In order to run a simulation for solving the hyperbolic equations with our stack-based communication system, we continue determining further buffer requirements. We introduce different stack types:

Communication stacks S_lr: Two stacks are required for communication patterns via edges or vertices due to stack operations distinguishing between the left and right side of the SFC.
Buffer stack S_t: This stack is used for semi-persistent data, e.g. to store edge communication data during the forward traversal and fetch it from the buffer to perform the time step integration.
Traversal persistent stacks S_fb: Two stacks are used for forward and backward traversal direction fetching data from one stack and pushing it to the other stack.

Then, the basic stack for grid storage, usable for a pure grid traversal without any computations, is given by


Stack S	Description of purpose	Classification


S_fb^structure	Grid representation	persistent

Depending on the simulation requirements, additional stacks are used. For a simulation with a DG method on a static grid and flux computations requiring an edge-based communication, this leads to the following additional stacks:


Stack S	Description of purpose	Classification


S_fb^simCellData	Storage for cell data (e.g. DoF)	persistent

S_lr^simEdgeComm	Edge data communicated to adjacent cells	semi-persistent

S_t^{simEdgeBuffer}	Buffer for data exchange via edges	semi-persistent

The buffer S_t^{simEdgeBuffer} is required to buffer the communication data during the forward traversal. This data from adjacent cells is then fetched during the backward traversal.

4.5.2 DG simulation with stacks and streams

With our knowledge on the basics of a hyperbolic simulation, we are going to assemble a simulation with the stack- and stream-based approach introduced in the previous Sections.

For flux computations, we do not follow the approach of splitting the flux computations as suggested in [BBSV10] which basically avoids computing the flux based on the DoF on each cell’s edge. Such an approach is not applicable with the Rusanov flux solvers from Section 2.10 as well as many other solvers.

A single time step is then computed with the following algorithmic pattern using a forward and backward traversal.

Forward traversal:

(a)

Storing flux paramters: For each cell traversed along the SFC, we distinguish between edge types (see Section 4.3.2).

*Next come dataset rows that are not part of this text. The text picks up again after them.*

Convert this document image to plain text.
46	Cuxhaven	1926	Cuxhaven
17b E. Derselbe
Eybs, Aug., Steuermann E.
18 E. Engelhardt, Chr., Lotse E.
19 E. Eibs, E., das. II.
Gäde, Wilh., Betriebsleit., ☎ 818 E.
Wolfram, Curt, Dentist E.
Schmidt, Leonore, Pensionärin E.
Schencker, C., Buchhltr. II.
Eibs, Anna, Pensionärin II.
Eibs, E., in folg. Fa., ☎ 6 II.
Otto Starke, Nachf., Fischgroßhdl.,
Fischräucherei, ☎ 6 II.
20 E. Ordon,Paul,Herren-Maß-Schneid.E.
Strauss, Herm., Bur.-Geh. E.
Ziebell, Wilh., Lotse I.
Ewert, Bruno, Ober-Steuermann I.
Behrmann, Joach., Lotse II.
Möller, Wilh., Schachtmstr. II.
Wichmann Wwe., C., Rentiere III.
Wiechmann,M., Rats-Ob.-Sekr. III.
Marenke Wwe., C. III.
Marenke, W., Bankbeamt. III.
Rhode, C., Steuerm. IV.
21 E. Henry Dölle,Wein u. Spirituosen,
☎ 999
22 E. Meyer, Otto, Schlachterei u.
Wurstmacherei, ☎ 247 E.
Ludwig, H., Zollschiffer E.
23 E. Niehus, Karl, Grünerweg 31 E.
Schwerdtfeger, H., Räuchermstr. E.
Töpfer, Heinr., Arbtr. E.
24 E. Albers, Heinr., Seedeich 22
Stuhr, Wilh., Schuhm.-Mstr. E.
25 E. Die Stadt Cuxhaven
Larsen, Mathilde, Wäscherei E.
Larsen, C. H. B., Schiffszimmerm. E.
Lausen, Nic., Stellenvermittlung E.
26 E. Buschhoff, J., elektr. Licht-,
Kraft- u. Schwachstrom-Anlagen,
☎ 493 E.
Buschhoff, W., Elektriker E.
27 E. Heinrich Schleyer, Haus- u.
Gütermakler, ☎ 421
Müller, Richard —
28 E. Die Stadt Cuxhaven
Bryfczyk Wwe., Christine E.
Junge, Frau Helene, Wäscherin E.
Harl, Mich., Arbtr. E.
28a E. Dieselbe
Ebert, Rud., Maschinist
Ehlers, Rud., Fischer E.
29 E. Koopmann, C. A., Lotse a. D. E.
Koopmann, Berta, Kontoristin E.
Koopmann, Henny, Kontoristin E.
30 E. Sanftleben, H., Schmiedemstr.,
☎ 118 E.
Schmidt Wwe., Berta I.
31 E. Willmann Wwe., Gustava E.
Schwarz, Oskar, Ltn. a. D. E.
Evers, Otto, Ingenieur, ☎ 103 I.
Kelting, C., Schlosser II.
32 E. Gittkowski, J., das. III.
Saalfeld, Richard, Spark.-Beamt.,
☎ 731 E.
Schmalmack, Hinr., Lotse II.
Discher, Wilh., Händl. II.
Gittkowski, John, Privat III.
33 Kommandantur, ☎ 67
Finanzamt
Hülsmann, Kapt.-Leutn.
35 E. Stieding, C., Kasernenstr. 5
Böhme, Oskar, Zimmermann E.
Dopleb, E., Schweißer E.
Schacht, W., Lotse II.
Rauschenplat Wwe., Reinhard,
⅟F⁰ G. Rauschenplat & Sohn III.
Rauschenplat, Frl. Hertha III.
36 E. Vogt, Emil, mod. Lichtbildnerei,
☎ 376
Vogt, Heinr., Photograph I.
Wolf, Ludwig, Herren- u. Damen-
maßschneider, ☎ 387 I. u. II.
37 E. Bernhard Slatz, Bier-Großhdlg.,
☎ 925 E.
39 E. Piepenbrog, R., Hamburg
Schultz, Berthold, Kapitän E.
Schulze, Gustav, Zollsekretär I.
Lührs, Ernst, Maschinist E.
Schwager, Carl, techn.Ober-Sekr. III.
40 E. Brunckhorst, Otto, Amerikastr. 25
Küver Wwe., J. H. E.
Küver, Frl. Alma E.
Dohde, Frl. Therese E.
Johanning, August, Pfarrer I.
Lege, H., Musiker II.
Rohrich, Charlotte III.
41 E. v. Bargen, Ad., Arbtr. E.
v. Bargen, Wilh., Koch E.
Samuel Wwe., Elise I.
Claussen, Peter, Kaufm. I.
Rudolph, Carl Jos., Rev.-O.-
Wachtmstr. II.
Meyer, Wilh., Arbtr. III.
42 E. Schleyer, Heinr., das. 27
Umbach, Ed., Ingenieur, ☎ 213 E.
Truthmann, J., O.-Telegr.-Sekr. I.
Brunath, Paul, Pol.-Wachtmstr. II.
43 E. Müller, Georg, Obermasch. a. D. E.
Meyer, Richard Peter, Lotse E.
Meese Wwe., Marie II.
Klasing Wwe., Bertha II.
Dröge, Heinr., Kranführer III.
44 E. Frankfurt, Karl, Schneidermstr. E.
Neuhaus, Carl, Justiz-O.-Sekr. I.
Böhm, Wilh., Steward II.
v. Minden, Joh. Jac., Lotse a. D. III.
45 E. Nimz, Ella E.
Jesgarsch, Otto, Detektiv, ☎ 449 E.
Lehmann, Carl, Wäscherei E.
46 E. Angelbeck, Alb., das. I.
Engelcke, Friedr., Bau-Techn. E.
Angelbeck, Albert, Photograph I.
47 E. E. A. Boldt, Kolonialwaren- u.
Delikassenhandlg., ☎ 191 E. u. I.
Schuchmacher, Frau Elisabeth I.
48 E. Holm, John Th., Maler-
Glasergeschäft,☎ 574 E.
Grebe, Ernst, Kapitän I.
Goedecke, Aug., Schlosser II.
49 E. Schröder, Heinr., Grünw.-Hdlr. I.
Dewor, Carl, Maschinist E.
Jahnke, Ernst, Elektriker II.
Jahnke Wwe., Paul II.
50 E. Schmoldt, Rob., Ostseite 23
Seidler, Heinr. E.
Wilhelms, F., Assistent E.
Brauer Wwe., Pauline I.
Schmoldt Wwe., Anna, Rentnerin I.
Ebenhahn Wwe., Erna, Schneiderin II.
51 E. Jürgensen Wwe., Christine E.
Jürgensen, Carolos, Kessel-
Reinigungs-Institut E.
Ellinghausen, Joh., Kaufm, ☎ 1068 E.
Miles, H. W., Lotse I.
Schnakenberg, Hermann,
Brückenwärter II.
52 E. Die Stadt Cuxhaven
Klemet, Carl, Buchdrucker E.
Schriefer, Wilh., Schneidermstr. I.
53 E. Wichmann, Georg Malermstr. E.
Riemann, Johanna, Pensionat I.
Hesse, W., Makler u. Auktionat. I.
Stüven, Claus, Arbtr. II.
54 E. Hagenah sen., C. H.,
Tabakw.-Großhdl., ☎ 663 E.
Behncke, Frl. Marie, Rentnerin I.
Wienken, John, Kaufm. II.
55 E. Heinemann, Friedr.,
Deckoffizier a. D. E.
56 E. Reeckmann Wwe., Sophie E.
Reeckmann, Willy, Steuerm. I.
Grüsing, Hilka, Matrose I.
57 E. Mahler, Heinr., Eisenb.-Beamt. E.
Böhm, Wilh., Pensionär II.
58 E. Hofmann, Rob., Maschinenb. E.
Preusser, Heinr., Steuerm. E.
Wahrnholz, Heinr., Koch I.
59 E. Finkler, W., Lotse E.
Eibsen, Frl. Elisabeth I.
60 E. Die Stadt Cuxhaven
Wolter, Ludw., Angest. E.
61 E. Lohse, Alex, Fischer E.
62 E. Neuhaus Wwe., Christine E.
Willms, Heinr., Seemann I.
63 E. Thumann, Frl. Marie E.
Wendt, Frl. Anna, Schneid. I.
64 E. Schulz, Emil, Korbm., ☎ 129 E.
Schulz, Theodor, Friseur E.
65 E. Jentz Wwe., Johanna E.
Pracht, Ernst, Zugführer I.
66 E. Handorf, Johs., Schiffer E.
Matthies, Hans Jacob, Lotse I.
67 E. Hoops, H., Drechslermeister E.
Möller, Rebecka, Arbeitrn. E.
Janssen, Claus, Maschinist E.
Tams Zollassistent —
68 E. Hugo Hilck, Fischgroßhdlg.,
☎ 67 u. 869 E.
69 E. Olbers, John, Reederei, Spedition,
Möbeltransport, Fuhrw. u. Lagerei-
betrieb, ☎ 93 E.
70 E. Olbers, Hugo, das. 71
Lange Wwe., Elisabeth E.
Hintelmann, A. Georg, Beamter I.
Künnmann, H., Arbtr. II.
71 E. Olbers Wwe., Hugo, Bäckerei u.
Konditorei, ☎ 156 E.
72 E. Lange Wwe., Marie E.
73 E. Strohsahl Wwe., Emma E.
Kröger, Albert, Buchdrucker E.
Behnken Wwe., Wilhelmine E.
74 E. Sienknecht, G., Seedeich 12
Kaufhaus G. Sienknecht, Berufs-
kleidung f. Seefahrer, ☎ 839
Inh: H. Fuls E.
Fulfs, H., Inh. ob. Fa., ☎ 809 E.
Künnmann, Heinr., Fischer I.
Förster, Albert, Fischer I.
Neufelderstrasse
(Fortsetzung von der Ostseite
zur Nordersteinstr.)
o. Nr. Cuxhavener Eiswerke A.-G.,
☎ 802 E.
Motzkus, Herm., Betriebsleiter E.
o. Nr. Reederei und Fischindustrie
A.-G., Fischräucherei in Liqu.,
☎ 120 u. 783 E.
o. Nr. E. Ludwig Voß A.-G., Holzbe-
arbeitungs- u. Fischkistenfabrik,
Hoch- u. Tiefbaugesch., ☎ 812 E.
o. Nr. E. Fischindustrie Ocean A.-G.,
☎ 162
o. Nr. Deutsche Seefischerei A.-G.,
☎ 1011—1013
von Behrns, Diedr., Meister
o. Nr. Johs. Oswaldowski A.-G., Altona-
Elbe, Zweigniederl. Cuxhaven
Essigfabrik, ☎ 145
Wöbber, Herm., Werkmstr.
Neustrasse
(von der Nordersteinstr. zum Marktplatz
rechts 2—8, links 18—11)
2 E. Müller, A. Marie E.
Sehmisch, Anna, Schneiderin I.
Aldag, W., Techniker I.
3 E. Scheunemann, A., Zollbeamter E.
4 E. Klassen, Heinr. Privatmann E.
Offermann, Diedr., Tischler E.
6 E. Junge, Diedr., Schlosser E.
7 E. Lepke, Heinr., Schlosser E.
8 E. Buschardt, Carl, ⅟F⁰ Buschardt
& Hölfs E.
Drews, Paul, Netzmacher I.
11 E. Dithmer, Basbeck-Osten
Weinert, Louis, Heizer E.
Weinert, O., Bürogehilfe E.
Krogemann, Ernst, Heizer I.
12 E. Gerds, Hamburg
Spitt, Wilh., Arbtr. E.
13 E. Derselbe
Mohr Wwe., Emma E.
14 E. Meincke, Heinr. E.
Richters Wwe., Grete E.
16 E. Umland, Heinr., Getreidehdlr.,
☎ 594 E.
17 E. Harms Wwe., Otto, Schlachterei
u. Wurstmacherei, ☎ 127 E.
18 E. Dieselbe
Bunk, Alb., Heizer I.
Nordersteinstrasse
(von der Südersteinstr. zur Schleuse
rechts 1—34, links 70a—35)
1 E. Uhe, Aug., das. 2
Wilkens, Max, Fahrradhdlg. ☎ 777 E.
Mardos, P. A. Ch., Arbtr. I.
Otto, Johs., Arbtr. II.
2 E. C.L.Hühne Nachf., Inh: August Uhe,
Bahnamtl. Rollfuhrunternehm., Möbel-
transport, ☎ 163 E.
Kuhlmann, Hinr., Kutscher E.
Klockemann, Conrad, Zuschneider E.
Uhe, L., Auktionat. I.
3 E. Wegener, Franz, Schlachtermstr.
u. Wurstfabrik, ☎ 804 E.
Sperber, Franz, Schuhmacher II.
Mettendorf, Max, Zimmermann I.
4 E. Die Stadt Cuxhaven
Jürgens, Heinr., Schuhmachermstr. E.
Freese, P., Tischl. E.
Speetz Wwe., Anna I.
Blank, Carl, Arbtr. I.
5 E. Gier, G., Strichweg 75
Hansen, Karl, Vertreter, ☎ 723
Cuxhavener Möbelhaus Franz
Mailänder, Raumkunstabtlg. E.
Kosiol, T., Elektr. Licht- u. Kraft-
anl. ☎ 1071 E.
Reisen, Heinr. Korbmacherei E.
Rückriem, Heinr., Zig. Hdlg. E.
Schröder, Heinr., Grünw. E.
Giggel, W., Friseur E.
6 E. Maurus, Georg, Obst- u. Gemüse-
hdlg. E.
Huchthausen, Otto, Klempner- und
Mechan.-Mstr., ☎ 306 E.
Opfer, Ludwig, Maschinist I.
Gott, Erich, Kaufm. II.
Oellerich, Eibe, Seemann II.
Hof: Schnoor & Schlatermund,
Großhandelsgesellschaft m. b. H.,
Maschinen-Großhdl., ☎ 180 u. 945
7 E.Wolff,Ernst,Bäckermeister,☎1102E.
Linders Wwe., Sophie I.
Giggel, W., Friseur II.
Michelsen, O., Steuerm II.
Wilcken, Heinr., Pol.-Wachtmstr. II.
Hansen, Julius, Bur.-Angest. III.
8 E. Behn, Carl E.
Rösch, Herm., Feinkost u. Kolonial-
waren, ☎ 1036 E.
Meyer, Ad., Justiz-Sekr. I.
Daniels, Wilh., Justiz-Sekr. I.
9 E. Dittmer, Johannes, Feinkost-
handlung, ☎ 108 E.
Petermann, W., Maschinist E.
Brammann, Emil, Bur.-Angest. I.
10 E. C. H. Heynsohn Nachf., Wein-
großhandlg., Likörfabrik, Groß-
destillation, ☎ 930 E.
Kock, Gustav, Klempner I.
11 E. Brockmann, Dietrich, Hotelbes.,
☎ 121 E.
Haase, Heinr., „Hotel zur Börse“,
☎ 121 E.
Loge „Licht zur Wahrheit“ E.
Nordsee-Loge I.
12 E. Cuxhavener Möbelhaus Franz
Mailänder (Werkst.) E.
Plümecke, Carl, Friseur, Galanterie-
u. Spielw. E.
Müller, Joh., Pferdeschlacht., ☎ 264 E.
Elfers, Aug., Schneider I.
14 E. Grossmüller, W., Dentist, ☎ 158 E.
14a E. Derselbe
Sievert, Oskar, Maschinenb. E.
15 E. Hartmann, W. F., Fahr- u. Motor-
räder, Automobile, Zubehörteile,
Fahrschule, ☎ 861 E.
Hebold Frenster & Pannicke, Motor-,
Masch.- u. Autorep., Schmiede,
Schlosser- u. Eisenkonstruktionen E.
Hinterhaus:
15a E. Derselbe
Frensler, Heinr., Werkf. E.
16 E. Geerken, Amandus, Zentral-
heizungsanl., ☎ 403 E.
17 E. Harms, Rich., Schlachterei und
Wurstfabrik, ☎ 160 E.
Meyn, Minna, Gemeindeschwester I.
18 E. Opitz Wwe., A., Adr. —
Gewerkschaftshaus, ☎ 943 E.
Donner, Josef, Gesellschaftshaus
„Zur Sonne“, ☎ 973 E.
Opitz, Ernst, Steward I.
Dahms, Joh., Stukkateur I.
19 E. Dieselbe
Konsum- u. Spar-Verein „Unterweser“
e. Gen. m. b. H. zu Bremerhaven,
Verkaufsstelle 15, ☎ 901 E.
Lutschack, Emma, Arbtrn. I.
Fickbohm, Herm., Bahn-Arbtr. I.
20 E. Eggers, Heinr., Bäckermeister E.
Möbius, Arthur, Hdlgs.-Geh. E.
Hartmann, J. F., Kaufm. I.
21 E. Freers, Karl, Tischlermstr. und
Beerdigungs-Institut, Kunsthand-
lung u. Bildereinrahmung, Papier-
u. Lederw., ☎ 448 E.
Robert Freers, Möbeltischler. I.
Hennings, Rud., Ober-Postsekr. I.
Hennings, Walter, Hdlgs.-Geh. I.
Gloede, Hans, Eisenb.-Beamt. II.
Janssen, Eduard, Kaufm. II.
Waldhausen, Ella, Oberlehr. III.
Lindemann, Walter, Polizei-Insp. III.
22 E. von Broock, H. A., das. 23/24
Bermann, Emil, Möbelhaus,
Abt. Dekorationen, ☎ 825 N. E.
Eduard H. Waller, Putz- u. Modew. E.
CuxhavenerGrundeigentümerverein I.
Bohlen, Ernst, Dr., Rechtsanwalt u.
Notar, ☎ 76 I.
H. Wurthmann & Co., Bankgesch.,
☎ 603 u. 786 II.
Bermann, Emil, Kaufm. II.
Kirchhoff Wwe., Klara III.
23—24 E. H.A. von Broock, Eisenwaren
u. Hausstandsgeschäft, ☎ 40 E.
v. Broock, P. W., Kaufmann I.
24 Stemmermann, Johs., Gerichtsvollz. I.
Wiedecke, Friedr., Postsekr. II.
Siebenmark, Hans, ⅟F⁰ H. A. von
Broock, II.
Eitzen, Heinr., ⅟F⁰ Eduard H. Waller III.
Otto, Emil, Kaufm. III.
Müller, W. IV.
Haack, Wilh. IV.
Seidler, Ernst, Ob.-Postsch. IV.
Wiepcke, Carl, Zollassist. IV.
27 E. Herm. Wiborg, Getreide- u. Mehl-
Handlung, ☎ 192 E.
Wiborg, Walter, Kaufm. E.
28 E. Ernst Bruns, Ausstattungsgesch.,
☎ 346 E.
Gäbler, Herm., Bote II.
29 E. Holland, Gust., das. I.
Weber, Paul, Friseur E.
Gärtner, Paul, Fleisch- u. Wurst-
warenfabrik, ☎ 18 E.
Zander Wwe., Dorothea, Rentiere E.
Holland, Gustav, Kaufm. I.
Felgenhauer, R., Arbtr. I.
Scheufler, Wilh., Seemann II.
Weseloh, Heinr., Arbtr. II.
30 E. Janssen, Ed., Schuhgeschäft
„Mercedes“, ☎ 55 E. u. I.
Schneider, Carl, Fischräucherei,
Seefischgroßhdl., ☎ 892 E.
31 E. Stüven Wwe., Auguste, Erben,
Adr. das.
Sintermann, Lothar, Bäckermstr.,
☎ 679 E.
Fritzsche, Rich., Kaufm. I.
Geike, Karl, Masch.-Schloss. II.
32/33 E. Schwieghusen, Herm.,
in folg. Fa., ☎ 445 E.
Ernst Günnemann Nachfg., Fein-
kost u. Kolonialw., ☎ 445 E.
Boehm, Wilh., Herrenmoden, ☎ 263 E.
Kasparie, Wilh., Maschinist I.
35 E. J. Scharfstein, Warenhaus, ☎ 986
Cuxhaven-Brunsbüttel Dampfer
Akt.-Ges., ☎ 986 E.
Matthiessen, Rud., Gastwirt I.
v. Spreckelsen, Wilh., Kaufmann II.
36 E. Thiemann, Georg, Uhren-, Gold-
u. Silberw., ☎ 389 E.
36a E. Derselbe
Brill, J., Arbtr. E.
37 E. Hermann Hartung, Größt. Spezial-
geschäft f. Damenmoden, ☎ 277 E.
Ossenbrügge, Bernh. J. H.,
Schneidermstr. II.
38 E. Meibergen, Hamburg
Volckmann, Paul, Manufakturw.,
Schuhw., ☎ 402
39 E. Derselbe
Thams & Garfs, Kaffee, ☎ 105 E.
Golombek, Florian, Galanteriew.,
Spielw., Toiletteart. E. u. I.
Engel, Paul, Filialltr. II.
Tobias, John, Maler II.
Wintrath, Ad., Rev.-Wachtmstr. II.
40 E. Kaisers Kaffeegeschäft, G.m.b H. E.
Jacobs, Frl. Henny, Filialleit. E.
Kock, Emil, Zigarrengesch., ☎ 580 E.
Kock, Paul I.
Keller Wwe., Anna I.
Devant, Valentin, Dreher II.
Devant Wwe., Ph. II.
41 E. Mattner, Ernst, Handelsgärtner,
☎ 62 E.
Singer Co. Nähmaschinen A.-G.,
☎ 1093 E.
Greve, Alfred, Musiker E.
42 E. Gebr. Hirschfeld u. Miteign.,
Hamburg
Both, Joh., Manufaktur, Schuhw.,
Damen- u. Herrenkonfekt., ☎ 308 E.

new: For edge types new, the DoF on an edge required for the flux evaluation are first computed (see Section 2.7) and then communicated to the cell adjacent to the edge. Due to the stack-based communication, each edge of type new is followed by a corresponding traversal of the cell adjacent to the edge.
old: For each edge type old, the previously written flux parameters are read from the communication stacks and pushed to the semi-persistent stack S_t^{simEdgeBuffer}, directly followed by a push of the cell-local edge coefficients. This operation converts non-persistent data to semi-persistent data.
boundary: In case of a boundary condition, the parameters for the flux computation are reconstructed based on the selected type of boundary condition (see Section 2.11) and are, together with the corresponding DoF of the local edge, pushed to the S_t^{simEdgeBuffer}.

Additionally to the flux parameters, the inner cell radius is also transfered for computing the CFL condition (see Section 2.13) to allow a time step size computation which depends on the inner cell radius of each cell.

Traversal-intermediate processing:

(b): Compute fluxes: After storing the cell size as well as all flux DoF consecutively on the simEdgeBuffer stack, the fluxes are evaluated and the flux updates written to the same buffer storage (see Section 2.10).
(c): Compute time-step size: Based on the flux computations, the maximum time-step size is directly derived from the CFL condition, the maximum wave speed and the cell size (see Section 2.13). The cell size, in addition to the flux parameters, has also been stored to the edge buffer stack.

Backward traversal:

(d): Receive flux updates (Section 2.7): During the backward traversal, for each edge type new, the pair of flux-updates on the shared edge is read from the buffer. The flux update associated to the currently traversed cell is then used for the time stepping and the other flux update is pushed to the communication stacks to be processed by the adjacent cell.
Flux updates for edges of type old have previously been pushed to the corresponding left or right edge communication stack and are read from the respective stack.
(e): Advance the time step on the data stored at each cell (Section 2.14): The flux-updates for each edge of a cell are available either via the edge buffer for edges of type new or via the stack system for edges of type old. Thus the cell can be advanced in time based on the flux updates and the computed time-step size.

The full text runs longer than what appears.